Les faits révèlent un rapport publié par Greenpeace en juin 2015 sur la campagne « Pommes empoisonnées : mettre fin à la contamination des vergers par les pesticides grâce à l’agriculture écologique ». Un référé est alors immédiatement formé par l’Association Nationale Pomme Poire (l’ANPP), au motif que le titre évoqué par Greenpeace était préjudiciable à la consommation de la pomme et exigeait donc le remplacement de la mention pommes empoisonnées, ainsi que 50 000 euros de dommages et intérêts en guise de préjudice moral subi.

Selon la cour d’appel de Paris, Greenpeace a agi dans un but « d’intérêt général et de santé publique » et que son action était « proportionnée au but recherché » sans ainsi abuser de la liberté d’expression en vertu de l’article 10 de la convention européenne des droits de l’homme.
Selon l’avocat de Greenpeace France, Maître Alexandre Faro « la critique formulée portait sur l’usage de pesticides sans jeter le discrédit sur la pomme en tant que produit » et que « le droit à la liberté d’expression réside dans la liberté de communiquer des informations au public. »

Face à ces enjeux, les décisions n’ont pas toujours pris part de la liberté d’expression.

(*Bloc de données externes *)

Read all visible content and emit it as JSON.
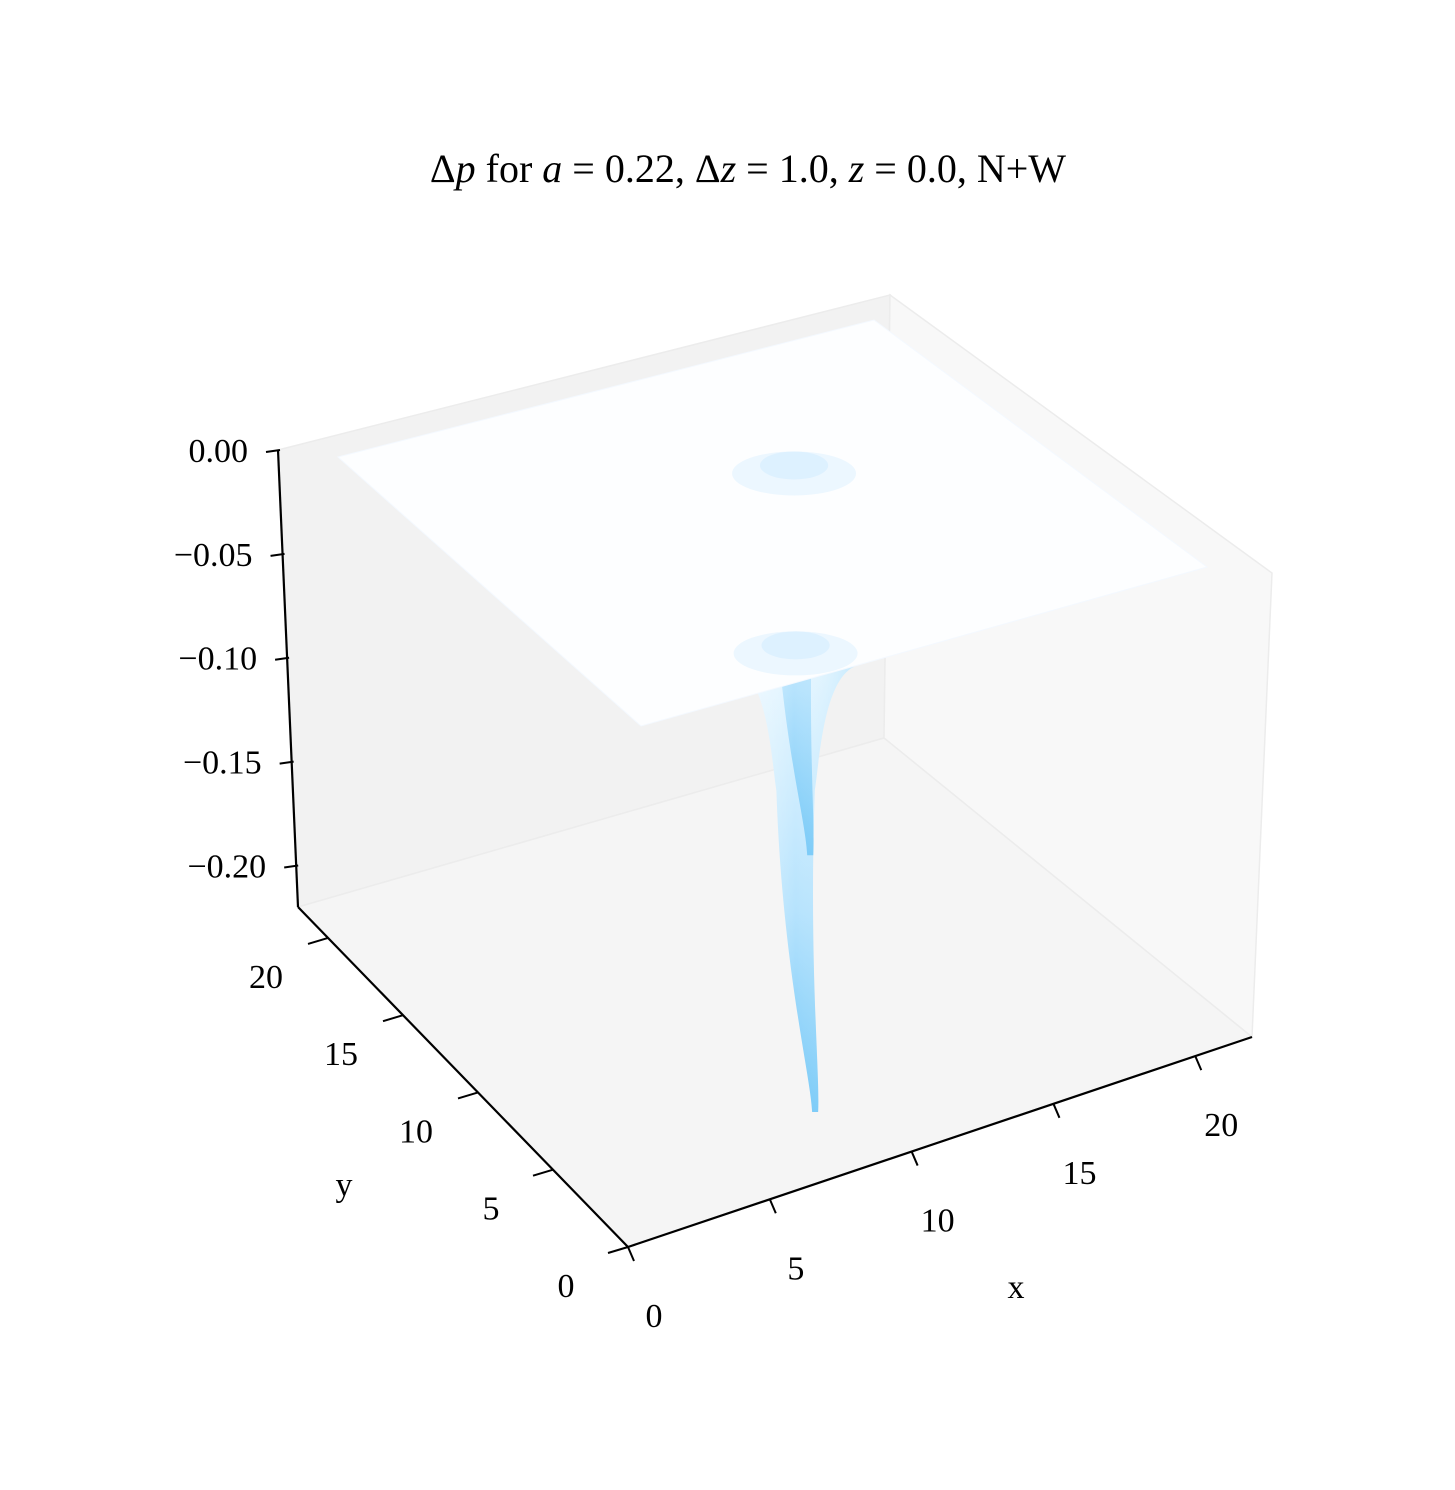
{
  "chart_data": {
    "type": "surface3d",
    "title": "Δp for a = 0.22, Δz = 1.0, z = 0.0, N+W",
    "title_parts": {
      "delta_p_1": "Δ",
      "delta_p_2": "p",
      "for": " for ",
      "a": "a",
      "a_val": " = 0.22, Δ",
      "dz": "z",
      "dz_val": " = 1.0, ",
      "z": "z",
      "z_val": " = 0.0, N+W"
    },
    "xlabel": "x",
    "ylabel": "y",
    "xlim": [
      0,
      22
    ],
    "ylim": [
      0,
      22
    ],
    "zlim": [
      -0.22,
      0.0
    ],
    "x_ticks": [
      {
        "value": 0,
        "label": "0"
      },
      {
        "value": 5,
        "label": "5"
      },
      {
        "value": 10,
        "label": "10"
      },
      {
        "value": 15,
        "label": "15"
      },
      {
        "value": 20,
        "label": "20"
      }
    ],
    "y_ticks": [
      {
        "value": 0,
        "label": "0"
      },
      {
        "value": 5,
        "label": "5"
      },
      {
        "value": 10,
        "label": "10"
      },
      {
        "value": 15,
        "label": "15"
      },
      {
        "value": 20,
        "label": "20"
      }
    ],
    "z_ticks": [
      {
        "value": 0.0,
        "label": "0.00"
      },
      {
        "value": -0.05,
        "label": "−0.05"
      },
      {
        "value": -0.1,
        "label": "−0.10"
      },
      {
        "value": -0.15,
        "label": "−0.15"
      },
      {
        "value": -0.2,
        "label": "−0.20"
      }
    ],
    "surface_extent": {
      "x": [
        0,
        21
      ],
      "y": [
        0,
        21
      ]
    },
    "wells": [
      {
        "x": 8.2,
        "y": 3.0,
        "depth": -0.215
      },
      {
        "x": 12.8,
        "y": 11.8,
        "depth": -0.178
      }
    ],
    "colormap": {
      "surface": "#fbfdff",
      "mid": "#cfeeff",
      "deep": "#74c8f7"
    },
    "grid": false
  }
}
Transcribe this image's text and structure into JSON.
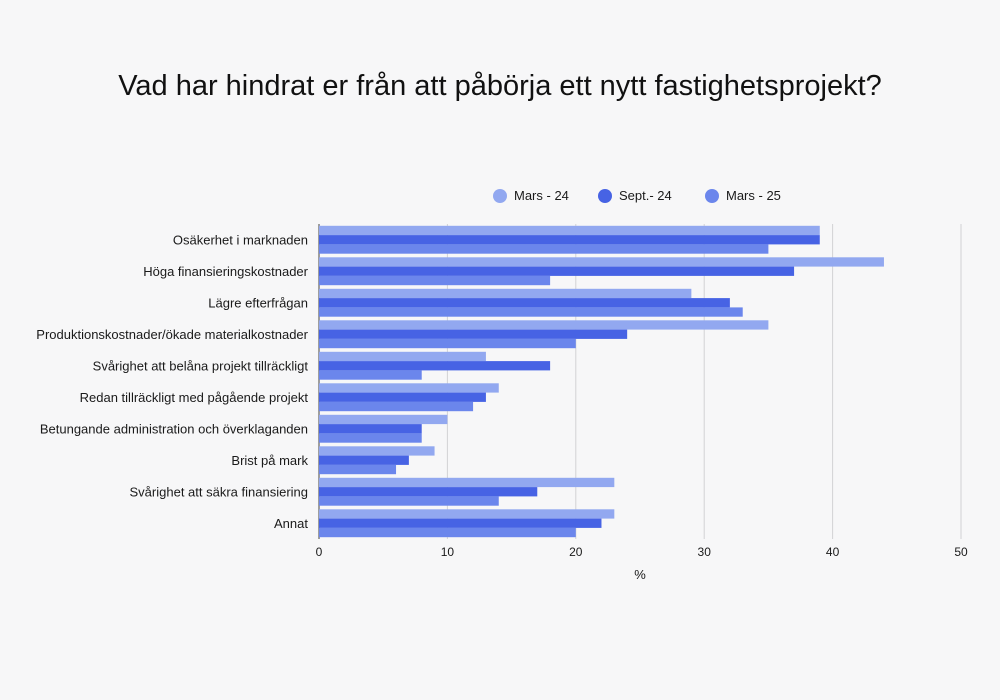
{
  "chart_data": {
    "type": "bar",
    "orientation": "horizontal",
    "title": "Vad har hindrat er från att påbörja ett nytt fastighetsprojekt?",
    "xlabel": "%",
    "ylabel": "",
    "xlim": [
      0,
      50
    ],
    "xticks": [
      0,
      10,
      20,
      30,
      40,
      50
    ],
    "grid": true,
    "legend_position": "top-right",
    "categories": [
      "Osäkerhet i marknaden",
      "Höga finansieringskostnader",
      "Lägre efterfrågan",
      "Produktionskostnader/ökade materialkostnader",
      "Svårighet att belåna projekt tillräckligt",
      "Redan tillräckligt med pågående projekt",
      "Betungande administration och överklaganden",
      "Brist på mark",
      "Svårighet att säkra finansiering",
      "Annat"
    ],
    "series": [
      {
        "name": "Mars - 24",
        "color": "#92a8f0",
        "values": [
          39,
          44,
          29,
          35,
          13,
          14,
          10,
          9,
          23,
          23
        ]
      },
      {
        "name": "Sept.- 24",
        "color": "#4763e4",
        "values": [
          39,
          37,
          32,
          24,
          18,
          13,
          8,
          7,
          17,
          22
        ]
      },
      {
        "name": "Mars - 25",
        "color": "#6b86ec",
        "values": [
          35,
          18,
          33,
          20,
          8,
          12,
          8,
          6,
          14,
          20
        ]
      }
    ]
  }
}
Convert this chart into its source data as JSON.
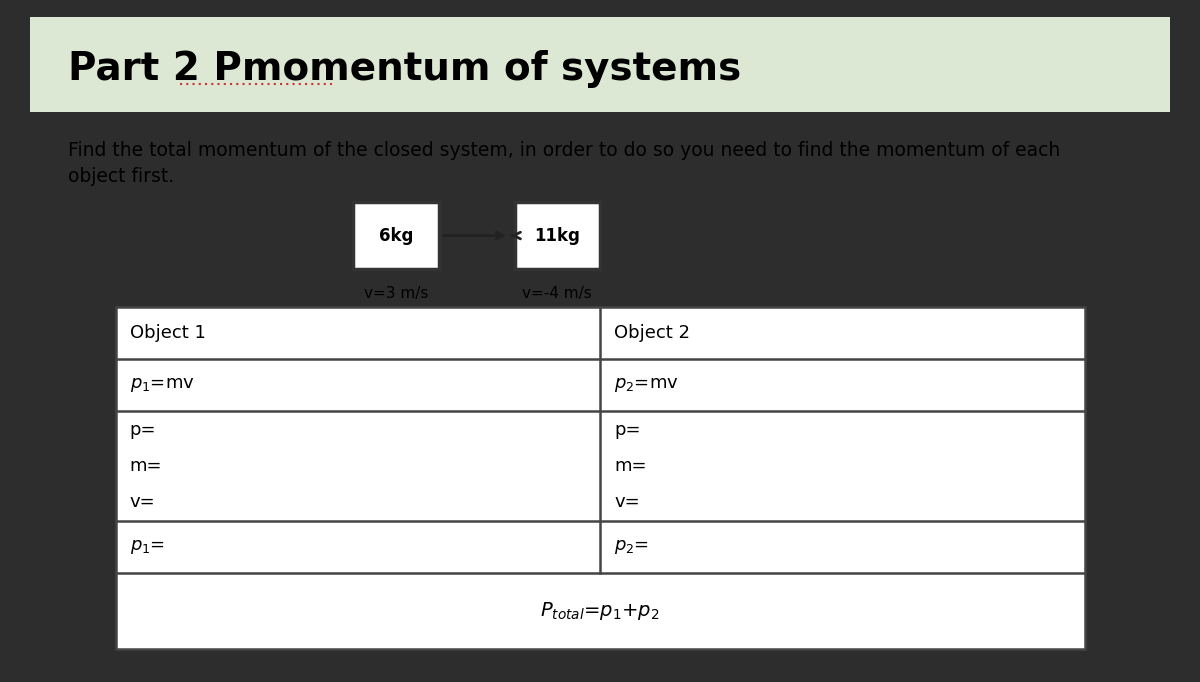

En mars 2015, une journaliste et critique gastronomique a été condamné à verser 5000 euros à un groupe de produits laitiers en raison des propos tenus à l’encontre d’une marque industrielle de camembert au cours d’une émission de radio traitant de la sécurité alimentaire.

En septembre 2016, le réseau Biocoop S.A leader de la distribution alimentaire biologique, a été condamné à 10 000 euros d’amendes pour une campagne de publicité qui imposé le rejet des pommes « traitées chimiquement », cette action avait été introduite par l’Association Nationale Pomme Poire.

Selon Monsieur Laurent Neyret, professeur de droit de l’environnement à l’université de Versailles, « cette décision rendue le 23 février 2017, montre que l’image de la pomme empoissonnée était justifiée par un enjeu de santé publique, et que Greenpeace avait la volonté d’alerter et non de dénigrer. »
La pression exercée par les groupes d’intérêts s’intensifie en France, et son lourdement condamnable aux États-Unis.

Enfin, dans l’affaire des pommes rendue le 23 février 2017, L’ANPP à encore le choix de se pourvoir en cassation ou de faire examiner le dossier au fond par le tribunal civil.